In an RDF serialization, there are bindings from blank node labels to 
blank nodes.   (In RDF/XML, the blank node labels are called nodeIDs).   
These bindings are per-document in Turtle.  The spec says:

    A fresh RDF blank node is allocated for each unique blank node label
    in a document. Repeated use of the same blank node label identifies
    the same RDF blank node.

... so the scope of blank node labels in Turtle is the document.   I 
meant ISSUE-21 to be asking what is the scope of blank node labels in 
TriG.   The options are (0) leave it ambiguous, (1) document scope, (2) 
scope to the graph, (3) scope to the curly brackets.
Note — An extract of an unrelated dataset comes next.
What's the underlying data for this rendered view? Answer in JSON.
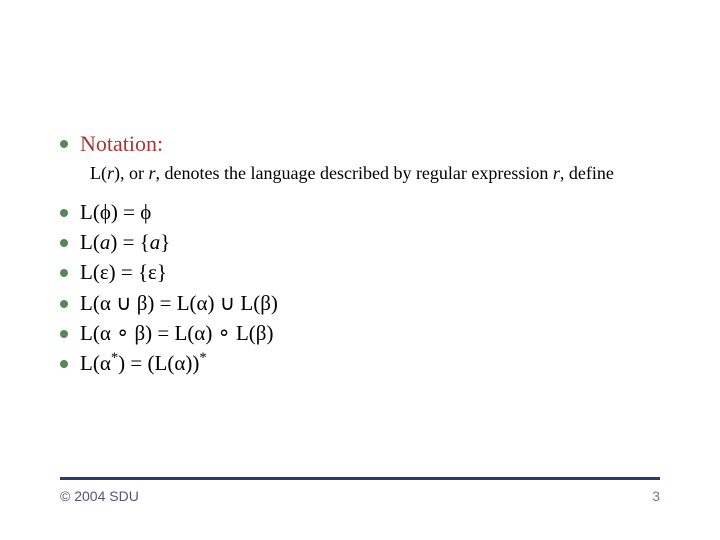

(Options 2 and 3 differ only in the case where triples in a named graph 
are split into different curly-bracket expressions, which we decided to 
allow.)

I'm in favor of option (1) because it allows expressing arbitrary 
datasets without Skolemizing and de-Skolemizing.
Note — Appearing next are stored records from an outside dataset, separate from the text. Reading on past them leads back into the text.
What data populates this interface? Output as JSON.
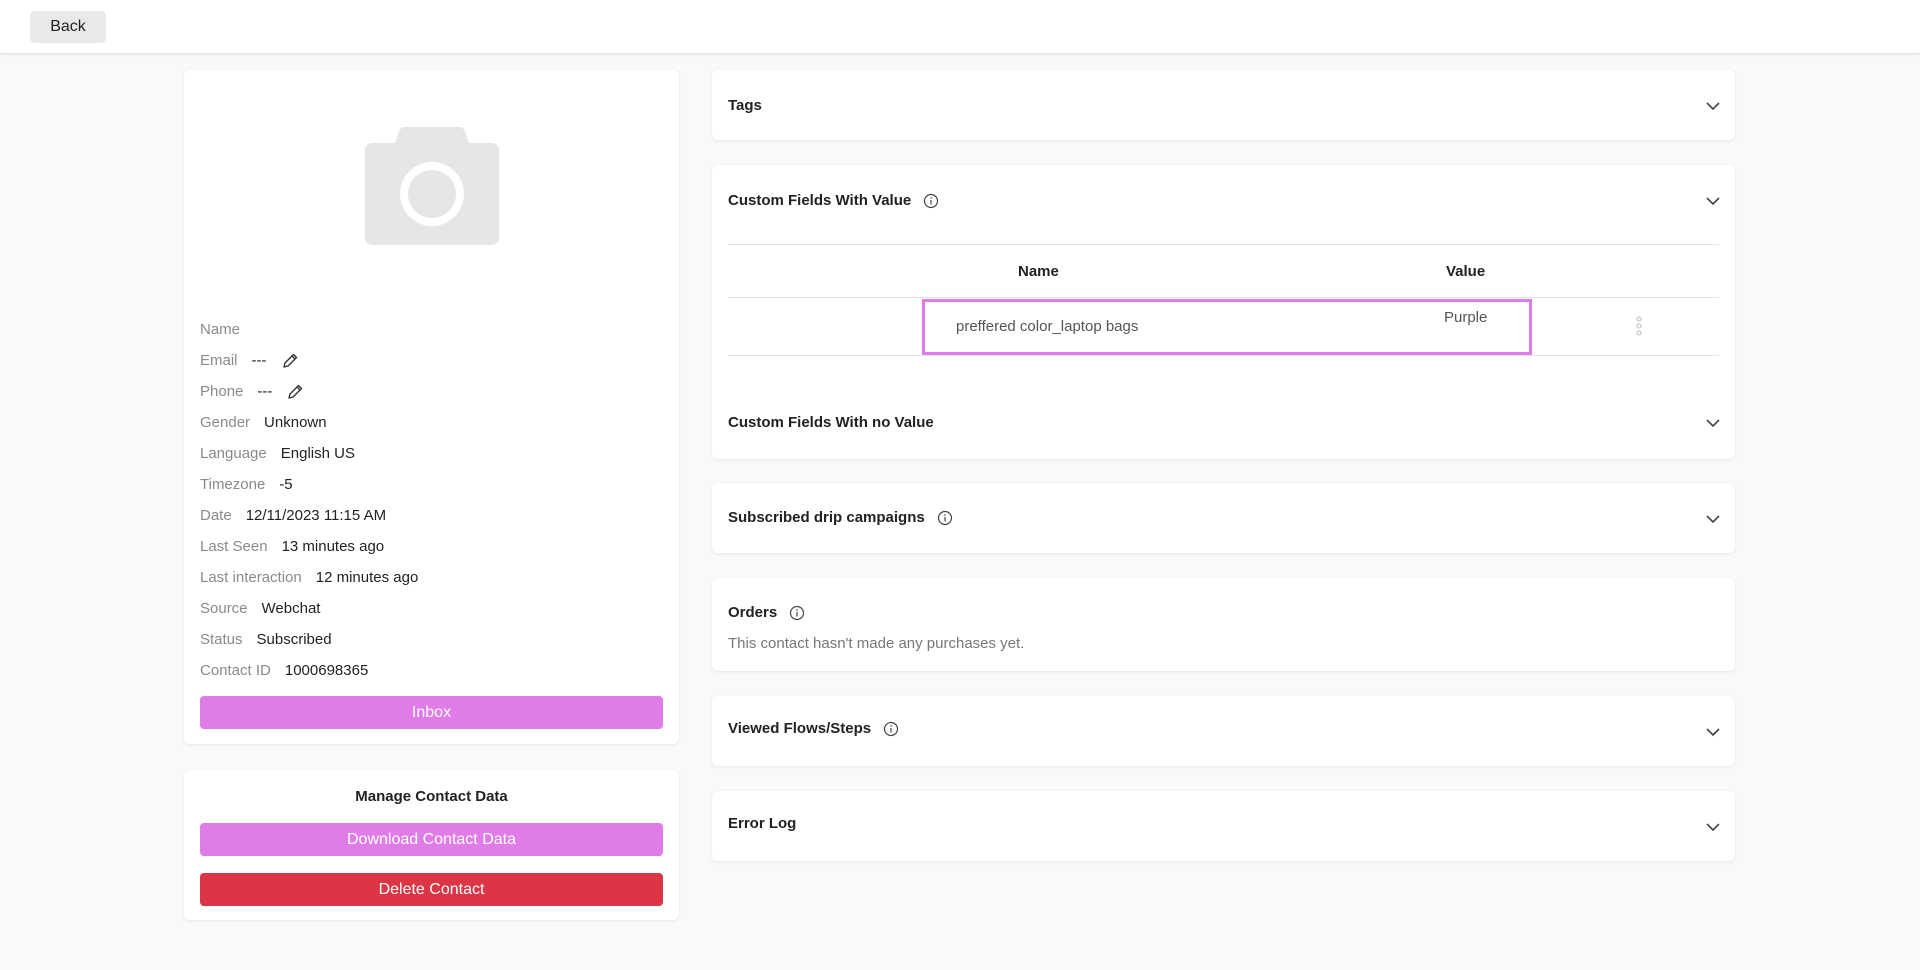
{
  "topbar": {
    "back_label": "Back"
  },
  "profile": {
    "fields": [
      {
        "label": "Name",
        "value": ""
      },
      {
        "label": "Email",
        "value": "---",
        "editable": true
      },
      {
        "label": "Phone",
        "value": "---",
        "editable": true
      },
      {
        "label": "Gender",
        "value": "Unknown"
      },
      {
        "label": "Language",
        "value": "English US"
      },
      {
        "label": "Timezone",
        "value": "-5"
      },
      {
        "label": "Date",
        "value": "12/11/2023 11:15 AM"
      },
      {
        "label": "Last Seen",
        "value": "13 minutes ago"
      },
      {
        "label": "Last interaction",
        "value": "12 minutes ago"
      },
      {
        "label": "Source",
        "value": "Webchat"
      },
      {
        "label": "Status",
        "value": "Subscribed"
      },
      {
        "label": "Contact ID",
        "value": "1000698365"
      }
    ],
    "inbox_label": "Inbox"
  },
  "manage": {
    "title": "Manage Contact Data",
    "download_label": "Download Contact Data",
    "delete_label": "Delete Contact"
  },
  "sections": {
    "tags": {
      "title": "Tags"
    },
    "custom_with_value": {
      "title": "Custom Fields With Value",
      "headers": {
        "name": "Name",
        "value": "Value"
      },
      "rows": [
        {
          "name": "preffered color_laptop bags",
          "value": "Purple"
        }
      ]
    },
    "custom_no_value": {
      "title": "Custom Fields With no Value"
    },
    "drip": {
      "title": "Subscribed drip campaigns"
    },
    "orders": {
      "title": "Orders",
      "empty_text": "This contact hasn't made any purchases yet."
    },
    "flows": {
      "title": "Viewed Flows/Steps"
    },
    "error_log": {
      "title": "Error Log"
    }
  },
  "colors": {
    "accent": "#e07ce8",
    "danger": "#dc3545",
    "background": "#f8f9fa"
  },
  "icons": {
    "photo": "camera-placeholder-icon",
    "edit": "pencil-icon",
    "info": "info-circle-icon",
    "expand": "chevron-down-icon",
    "more": "vertical-dots-icon"
  }
}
2.  "the scope of blank nodes in the abstract syntax"

I'm not sure this concept makes sense.   But I understand the idea that 
in the abstract syntax IRIs act like logical constants.   We've had some 
discussion about whether a given IRI necessarily denotes the same thing 
everywhere or not.  That is, do IRIs have global scope, or some kind of 
smaller scope?     (I think we agreed the 2004 Semantics says they have 
global scope, but that's not necessarily what people do in the wild.)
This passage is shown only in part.